Current Understanding of the Relationship of HDL Composition, Structure and Function to Their Cardioprotective Properties in Chronic Kidney Disease

Abstract

In the general population, the ability of high-density lipoproteins (HDLs) to promote cholesterol efflux is a predictor of cardiovascular events, independently of HDL cholesterol levels. Although patients with chronic kidney disease (CKD) have a high burden of cardiovascular morbidity and mortality, neither serum levels of HDL cholesterol, nor cholesterol efflux capacity associate with cardiovascular events. Important for the following discussion on the role of HDL in CKD is the notion that traditional atherosclerotic cardiovascular risk factors only partially account for this increased incidence of cardiovascular disease in CKD. As a potential explanation, across the spectrum of cardiovascular disease, the relative contribution of atherosclerotic cardiovascular disease becomes less important with advanced CKD. Impaired renal function directly affects the metabolism, composition and functionality of HDL particles. HDLs themselves are a heterogeneous population of particles with distinct sizes and protein composition, all of them affecting the functionality of HDL. Therefore, a more specific approach investigating the functional and compositional features of HDL subclasses might be a valuable strategy to decipher the potential link between HDL, cardiovascular disease and CKD. This review summarizes the current understanding of the relationship of HDL composition, metabolism and function to their cardio-protective properties in CKD, with a focus on CKD-induced changes in the HDL proteome and reverse cholesterol transport capacity. We also will highlight the gaps in the current knowledge regarding important aspects of HDL biology.
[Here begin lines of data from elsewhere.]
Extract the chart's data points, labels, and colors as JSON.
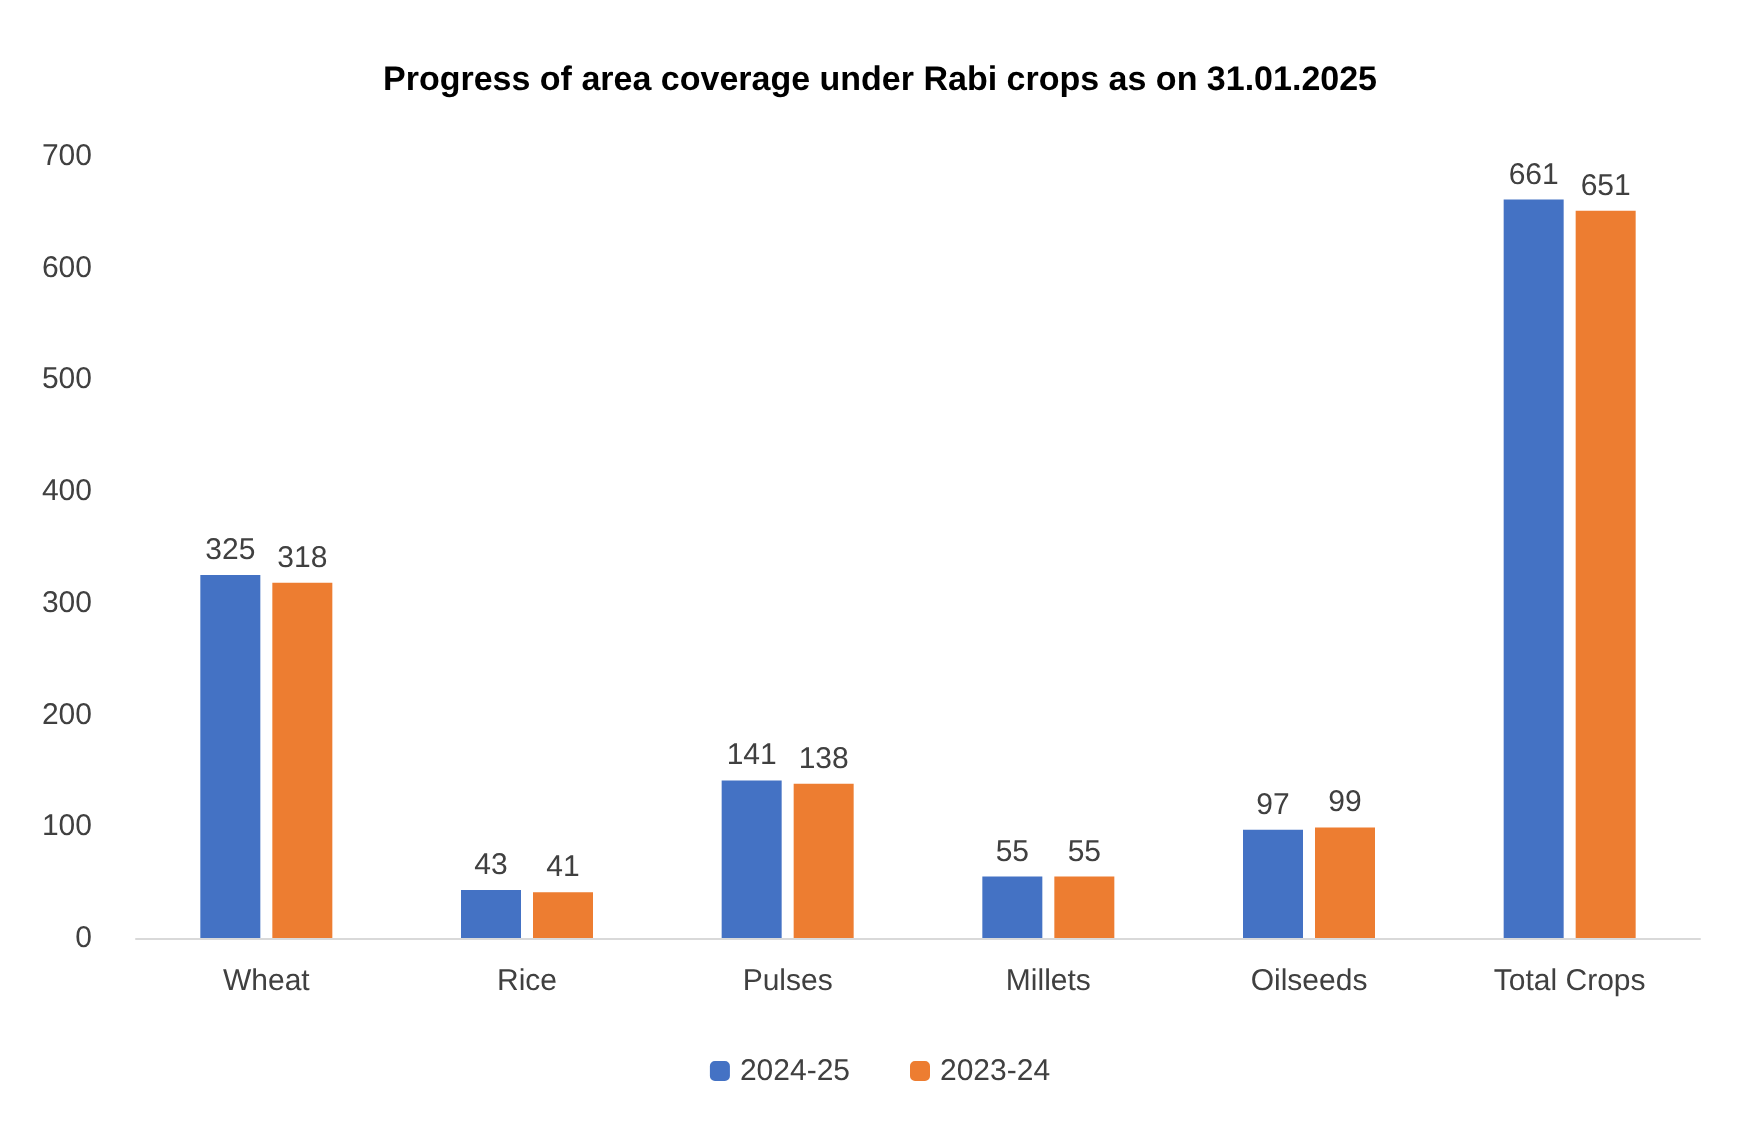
{
  "chart_data": {
    "type": "bar",
    "title": "Progress of area coverage under Rabi crops as on 31.01.2025",
    "categories": [
      "Wheat",
      "Rice",
      "Pulses",
      "Millets",
      "Oilseeds",
      "Total Crops"
    ],
    "series": [
      {
        "name": "2024-25",
        "color": "#4472c4",
        "values": [
          325,
          43,
          141,
          55,
          97,
          661
        ]
      },
      {
        "name": "2023-24",
        "color": "#ed7d31",
        "values": [
          318,
          41,
          138,
          55,
          99,
          651
        ]
      }
    ],
    "ylim": [
      0,
      700
    ],
    "yticks": [
      0,
      100,
      200,
      300,
      400,
      500,
      600,
      700
    ],
    "grid": false,
    "legend": "bottom",
    "data_labels": true
  }
}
Keywords: HDL cholesterol efflux capacity; HDL proteome; kidney failure.

Figure 1

Principle of the cholesterol efflux assay. J774 macrophages are cultivated in multiwell plates to form a monolayer. The cells are then treated for 24 h with an ACAT (acyl coenzyme A: cholesterol acyltransferase) inhibitor and radiolabeled cholesterol ([³H]-cholesterol). The ACAT inhibitor prevents cholesterol esterification and the added cholesterol remains cell-associated as free cholesterol. On the following day, the cells are treated with cyclic adenosine monophosphate (cAMP) for 16 h to stimulate the expression of the cholesterol exporter ABCA1. The cholesterol efflux in unstimulated macrophages is mediated to 15% by ABCA1, 25% by SR-BI and 55% by passive diffusion (includes ABCG1-mediated efflux). By cAMP treatment, the ABCA1-dependent cholesterol efflux triples to about 40%, while passive diffusion accounts for 50% and SR-BI-mediated efflux for 10% [125]. Human serum shows a depletion of lipoproteins containing apoB100 (mainly VLDL, LDL) using polyethylene glycol. After extensive rinsing of the cells, apoB-depleted serum (containing all HDL subclasses) is added to the [³H]-cholesterol-labeled macrophages at a concentration of 2.8%. After 4 h, the [³H]-cholesterol that has passed from the cells into the supernatant is quantified by liquid scintillation counting.

Figure 2

Most frequently identified changes in the proteome of HDL in CKD patients. Approximately 70% of the HDL protein mass is comprised of apoA-I (A-I), while apoA-II(A-II) comprises about 15–20% [50]. The remaining 10–15% of protein mass is composed of less abundant proteins, including apoC-III, apoC-II, apoE, apoD, apoM, apoA-IV, as well as enzymes such as paraoxonase 1 (PON1) and lipid transfer proteins, including lecithin:cholesterol acyl transferase and cholesteryl ester transfer protein [50]. To simplify the illustration only the major constituents of HDL are shown. In CKD, a specific remodeling of the HDL particle occurs depending on the stage of CKD and the vintage of dialysis treatment. The most noticeable change in the composition of HDL in CKD is the accumulation of serum amyloid a (SAA), especially SAA1, together with the enrichment in apoC-II and apoC-III. The accumulation of these proteins is accompanied by a loss of apoA-I, apoA-II, apoM and a decrease in the mass and enzymatic activity of paraoxonase 1 (PON1).